Two resistors of 2.0 ohm and 3.0 ohm are connected a) in series b) in parallel, with a battery of 6.0V and negligible internal resistance. For each case draw a circuit diagram and calculate the current through the battery
I'm sure you have seen examples of this simple circuit.
(a) R = 2+3
(b) 1/R = 1/2 + 1/3
I = E/R in each case.
To solve this problem, we first need to understand how resistors behave when connected in series and parallel.
a) When resistors are connected in series, the total resistance (R_total) is the sum of the individual resistances (R1 + R2).

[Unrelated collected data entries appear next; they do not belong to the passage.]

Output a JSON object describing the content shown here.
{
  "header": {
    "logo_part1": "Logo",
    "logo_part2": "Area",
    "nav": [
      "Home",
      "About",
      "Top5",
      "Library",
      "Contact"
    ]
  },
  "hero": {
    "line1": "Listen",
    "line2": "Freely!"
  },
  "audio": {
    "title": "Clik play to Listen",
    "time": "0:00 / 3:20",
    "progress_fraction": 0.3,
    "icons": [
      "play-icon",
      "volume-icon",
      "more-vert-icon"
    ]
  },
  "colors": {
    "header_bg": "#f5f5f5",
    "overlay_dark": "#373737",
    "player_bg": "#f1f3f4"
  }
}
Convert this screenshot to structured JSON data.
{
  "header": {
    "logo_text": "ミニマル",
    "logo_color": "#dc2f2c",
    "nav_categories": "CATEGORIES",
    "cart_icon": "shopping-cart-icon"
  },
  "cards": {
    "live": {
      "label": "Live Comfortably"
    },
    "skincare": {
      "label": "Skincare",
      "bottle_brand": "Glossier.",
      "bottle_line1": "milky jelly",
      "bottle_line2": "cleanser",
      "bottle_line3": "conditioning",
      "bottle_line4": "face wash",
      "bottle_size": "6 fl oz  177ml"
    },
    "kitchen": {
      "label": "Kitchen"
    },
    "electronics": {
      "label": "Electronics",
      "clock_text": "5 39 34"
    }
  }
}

b) When resistors are connected in parallel, the reciprocal of the total resistance (1/R_total) is the sum of the reciprocals of the individual resistances (1/R1 + 1/R2).

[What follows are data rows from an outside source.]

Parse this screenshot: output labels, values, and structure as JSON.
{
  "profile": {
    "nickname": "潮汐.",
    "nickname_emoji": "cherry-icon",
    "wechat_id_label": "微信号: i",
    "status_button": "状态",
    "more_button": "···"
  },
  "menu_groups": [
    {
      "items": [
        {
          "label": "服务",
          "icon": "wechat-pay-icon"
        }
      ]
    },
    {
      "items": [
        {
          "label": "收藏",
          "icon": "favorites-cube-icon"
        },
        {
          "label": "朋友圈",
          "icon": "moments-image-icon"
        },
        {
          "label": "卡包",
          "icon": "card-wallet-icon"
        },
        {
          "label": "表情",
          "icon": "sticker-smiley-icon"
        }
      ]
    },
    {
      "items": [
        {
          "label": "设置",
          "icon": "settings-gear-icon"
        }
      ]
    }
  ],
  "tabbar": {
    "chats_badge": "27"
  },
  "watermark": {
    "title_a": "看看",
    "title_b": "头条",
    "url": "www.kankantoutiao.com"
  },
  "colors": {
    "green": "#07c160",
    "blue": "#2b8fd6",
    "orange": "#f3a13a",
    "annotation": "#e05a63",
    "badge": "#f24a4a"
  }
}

Now let's solve the problem step by step:
a) When the resistors are connected in series:
Circuit diagram:
```
__________ ________ _______
| | | | | |
| Battery |---- Resistor 1 ---- Resistor 2 ----
|_________| |_______| |______|
```
Here, R1 = 2.0 ohm and R2 = 3.0 ohm.
1. Calculate the total resistance (R_total) by adding the individual resistances: R_total = R1 + R2 = 2.0 + 3.0 = 5.0 ohm.
2. Use Ohm's Law (V = I * R) to calculate the current (I) through the battery. Since the internal resistance is negligible, the voltage across the resistors is equal to the battery voltage. Thus, V = 6.0V.
I = V / R_total = 6.0V / 5.0 ohm = 1.2A
Therefore, the current through the battery in the series circuit is 1.2 Amperes.
b) When the resistors are connected in parallel:
Circuit diagram:
```
___________ ________
| | | |
| Battery |---- Resistor 1
|__________| |_______|
________
| |
| Resistor 2
|_______|
```
Here, R1 = 2.0 ohm and R2 = 3.0 ohm.
1. Calculate the reciprocal of the individual resistances: 1/R1 = 1/2.0 ohm and 1/R2 = 1/3.0 ohm.
2. Calculate the reciprocal of the total resistance (R_total) by adding the reciprocals of the individual resistances: 1/R_total = 1/R1 + 1/R2.
1/R_total = 1/2.0 + 1/3.0 = (3 + 2) / (2 * 3) = 5/6
R_total = 6/5 ohm (taking the reciprocal)
3. Use Ohm's Law (V = I * R) to calculate the current (I) through the battery. V = 6.0V (same as before).
I = V / R_total = 6.0V / (6/5) ohm = 5A
Therefore, the current through the battery in the parallel circuit is 5 Amperes.